My thought was that quiescing is based on tag sets in current kernels,
and passing in the tag set to scsi_target_block() would make that
explicit.

But you've got a point. I'll resubmit the with a Scsi_Host argument and
see how it goes.

Thanks,
Martin
diff mbox series

Patch

diff --git a/drivers/scsi/scsi_lib.c b/drivers/scsi/scsi_lib.c
index 25489fbd94c6..bc78bea62755 100644
--- a/drivers/scsi/scsi_lib.c
+++ b/drivers/scsi/scsi_lib.c
@@ -2726,24 +2726,18 @@  void scsi_start_queue(struct scsi_device *sdev)
 		blk_mq_unquiesce_queue(sdev->request_queue);
 }
 
-static void scsi_stop_queue(struct scsi_device *sdev, bool nowait)
+static void scsi_stop_queue(struct scsi_device *sdev)
 {
 	/*
 	 * The atomic variable of ->queue_stopped covers that
 	 * blk_mq_quiesce_queue* is balanced with blk_mq_unquiesce_queue.
 	 *
 	 * However, we still need to wait until quiesce is done
-	 * in case that queue has been stopped.
+	 * in case that queue has been stopped.
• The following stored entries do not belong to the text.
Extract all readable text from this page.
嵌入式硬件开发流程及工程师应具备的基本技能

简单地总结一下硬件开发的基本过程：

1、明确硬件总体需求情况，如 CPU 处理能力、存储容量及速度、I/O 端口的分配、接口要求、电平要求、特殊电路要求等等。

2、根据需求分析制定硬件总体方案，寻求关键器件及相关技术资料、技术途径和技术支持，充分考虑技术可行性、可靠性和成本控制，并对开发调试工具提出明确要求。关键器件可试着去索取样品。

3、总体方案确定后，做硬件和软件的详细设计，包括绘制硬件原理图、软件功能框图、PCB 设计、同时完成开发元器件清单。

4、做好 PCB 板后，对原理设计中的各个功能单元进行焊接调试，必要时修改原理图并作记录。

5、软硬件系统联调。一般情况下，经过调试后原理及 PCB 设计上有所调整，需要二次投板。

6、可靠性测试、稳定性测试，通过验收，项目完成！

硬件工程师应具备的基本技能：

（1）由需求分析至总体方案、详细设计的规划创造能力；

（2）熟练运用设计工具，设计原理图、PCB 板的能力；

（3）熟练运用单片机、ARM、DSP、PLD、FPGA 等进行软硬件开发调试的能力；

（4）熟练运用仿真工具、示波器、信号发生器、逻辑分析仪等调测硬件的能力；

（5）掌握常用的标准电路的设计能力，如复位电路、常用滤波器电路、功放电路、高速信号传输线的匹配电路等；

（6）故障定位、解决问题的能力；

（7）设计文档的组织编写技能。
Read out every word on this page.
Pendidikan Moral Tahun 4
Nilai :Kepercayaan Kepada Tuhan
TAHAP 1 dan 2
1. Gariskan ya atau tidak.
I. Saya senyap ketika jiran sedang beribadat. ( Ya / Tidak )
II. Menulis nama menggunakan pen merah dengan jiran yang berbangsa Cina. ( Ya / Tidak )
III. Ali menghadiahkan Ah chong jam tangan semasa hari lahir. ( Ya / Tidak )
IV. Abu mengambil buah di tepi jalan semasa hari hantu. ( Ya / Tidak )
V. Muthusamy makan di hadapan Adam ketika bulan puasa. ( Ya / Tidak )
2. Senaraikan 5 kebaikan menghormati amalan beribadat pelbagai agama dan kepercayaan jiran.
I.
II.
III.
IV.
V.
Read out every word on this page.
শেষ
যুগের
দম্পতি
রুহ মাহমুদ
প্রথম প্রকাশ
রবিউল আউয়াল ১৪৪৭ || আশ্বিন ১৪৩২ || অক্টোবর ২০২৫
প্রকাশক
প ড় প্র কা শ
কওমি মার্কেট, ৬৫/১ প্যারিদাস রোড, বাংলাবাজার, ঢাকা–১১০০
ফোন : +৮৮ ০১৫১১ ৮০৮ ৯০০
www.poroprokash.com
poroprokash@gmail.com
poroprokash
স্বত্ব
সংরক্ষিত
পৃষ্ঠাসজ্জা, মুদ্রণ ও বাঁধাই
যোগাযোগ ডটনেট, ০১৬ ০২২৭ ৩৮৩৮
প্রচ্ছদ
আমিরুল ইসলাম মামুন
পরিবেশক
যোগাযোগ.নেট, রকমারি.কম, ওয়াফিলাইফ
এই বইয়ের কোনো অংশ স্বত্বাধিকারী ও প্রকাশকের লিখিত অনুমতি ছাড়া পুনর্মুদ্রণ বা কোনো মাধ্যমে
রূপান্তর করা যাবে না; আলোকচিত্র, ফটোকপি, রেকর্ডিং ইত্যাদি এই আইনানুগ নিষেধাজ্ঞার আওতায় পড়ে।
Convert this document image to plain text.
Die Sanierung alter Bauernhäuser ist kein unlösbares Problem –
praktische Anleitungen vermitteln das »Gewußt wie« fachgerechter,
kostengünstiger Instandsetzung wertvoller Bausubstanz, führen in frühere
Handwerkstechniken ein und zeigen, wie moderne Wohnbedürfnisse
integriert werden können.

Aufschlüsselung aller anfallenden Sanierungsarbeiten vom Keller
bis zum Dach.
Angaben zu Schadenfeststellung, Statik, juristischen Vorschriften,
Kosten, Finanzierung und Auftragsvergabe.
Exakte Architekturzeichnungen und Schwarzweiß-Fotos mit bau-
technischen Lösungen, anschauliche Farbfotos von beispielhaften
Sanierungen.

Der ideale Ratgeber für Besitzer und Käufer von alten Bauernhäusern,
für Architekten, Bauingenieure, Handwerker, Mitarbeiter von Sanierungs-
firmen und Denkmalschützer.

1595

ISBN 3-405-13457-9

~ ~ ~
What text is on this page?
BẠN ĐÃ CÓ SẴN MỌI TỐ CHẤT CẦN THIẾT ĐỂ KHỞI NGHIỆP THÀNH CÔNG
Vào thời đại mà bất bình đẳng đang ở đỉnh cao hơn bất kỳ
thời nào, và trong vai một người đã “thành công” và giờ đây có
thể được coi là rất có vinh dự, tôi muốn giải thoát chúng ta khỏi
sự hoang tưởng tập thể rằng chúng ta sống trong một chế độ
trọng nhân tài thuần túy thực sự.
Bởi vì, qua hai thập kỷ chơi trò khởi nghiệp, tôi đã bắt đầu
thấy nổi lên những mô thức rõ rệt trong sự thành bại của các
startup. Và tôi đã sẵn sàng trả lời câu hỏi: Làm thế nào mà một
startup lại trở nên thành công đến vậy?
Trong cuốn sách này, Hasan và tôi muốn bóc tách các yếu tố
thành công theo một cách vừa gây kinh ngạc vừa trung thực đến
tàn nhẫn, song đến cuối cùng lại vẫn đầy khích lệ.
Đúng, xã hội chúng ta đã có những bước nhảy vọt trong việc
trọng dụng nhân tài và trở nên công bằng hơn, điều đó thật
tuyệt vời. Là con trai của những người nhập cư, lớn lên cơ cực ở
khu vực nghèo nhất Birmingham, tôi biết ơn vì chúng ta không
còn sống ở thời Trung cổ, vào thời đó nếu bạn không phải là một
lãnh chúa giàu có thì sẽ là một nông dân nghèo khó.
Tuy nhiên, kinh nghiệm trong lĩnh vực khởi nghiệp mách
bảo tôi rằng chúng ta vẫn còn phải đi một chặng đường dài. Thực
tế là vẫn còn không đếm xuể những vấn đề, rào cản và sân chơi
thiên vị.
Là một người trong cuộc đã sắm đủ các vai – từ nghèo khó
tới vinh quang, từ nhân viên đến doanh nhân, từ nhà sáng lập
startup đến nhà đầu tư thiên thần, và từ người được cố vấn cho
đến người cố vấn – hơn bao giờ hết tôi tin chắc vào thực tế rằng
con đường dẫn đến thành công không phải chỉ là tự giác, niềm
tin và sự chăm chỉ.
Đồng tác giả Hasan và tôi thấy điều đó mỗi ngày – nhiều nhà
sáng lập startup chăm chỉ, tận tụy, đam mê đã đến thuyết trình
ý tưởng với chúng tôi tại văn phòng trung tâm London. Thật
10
This is done in
+	 * scsi_target_block() for all devices of the target.
 	 */
-	if (!cmpxchg(&sdev->queue_stopped, 0, 1)) {
-		if (nowait)
-			blk_mq_quiesce_queue_nowait(sdev->request_queue);
-		else
-			blk_mq_quiesce_queue(sdev->request_queue);
-	} else {
-		if (!nowait)
-			blk_mq_wait_quiesce_done(sdev->request_queue->tag_set);
-	}
+	if (!cmpxchg(&sdev->queue_stopped, 0, 1))
+		blk_mq_quiesce_queue_nowait(sdev->request_queue);
 }
 
 /**
@@ -2770,7 +2764,7 @@  int scsi_internal_device_block_nowait(struct scsi_device *sdev)
 	 * request queue.
 	 */
 	if (!ret)
-		scsi_stop_queue(sdev, true);
+		scsi_stop_queue(sdev);
 	return ret;
 }
 EXPORT_SYMBOL_GPL(scsi_internal_device_block_nowait);
@@ -2796,9 +2790,9 @@  static int scsi_internal_device_block(struct scsi_device *sdev)
 
 	mutex_lock(&sdev->state_mutex);
 	err = __scsi_internal_device_block_nowait(sdev);
-	if (err == 0)
-		scsi_stop_queue(sdev, false);
 	mutex_unlock(&sdev->state_mutex);
+	if (err == 0)
+		scsi_stop_queue(sdev);
 
 	return err;
 }
@@ -2906,11 +2900,17 @@  target_block(struct device *dev, void *data)
 void
 scsi_target_block(struct device *dev)
 {
+	struct Scsi_Host *shost = dev_to_shost(dev);
+
 	if (scsi_is_target_device(dev))
 		starget_for_each_device(to_scsi_target(dev), NULL,
 					device_block);
 	else
 		device_for_each_child(dev, NULL, target_block);
+
+	/* Wait for ongoing scsi_queue_rq() calls to finish. */
+	if (!WARN_ON_ONCE(!shost))
+		blk_mq_wait_quiesce_done(&shost->tag_set);
 }
 EXPORT_SYMBOL_GPL(scsi_target_block);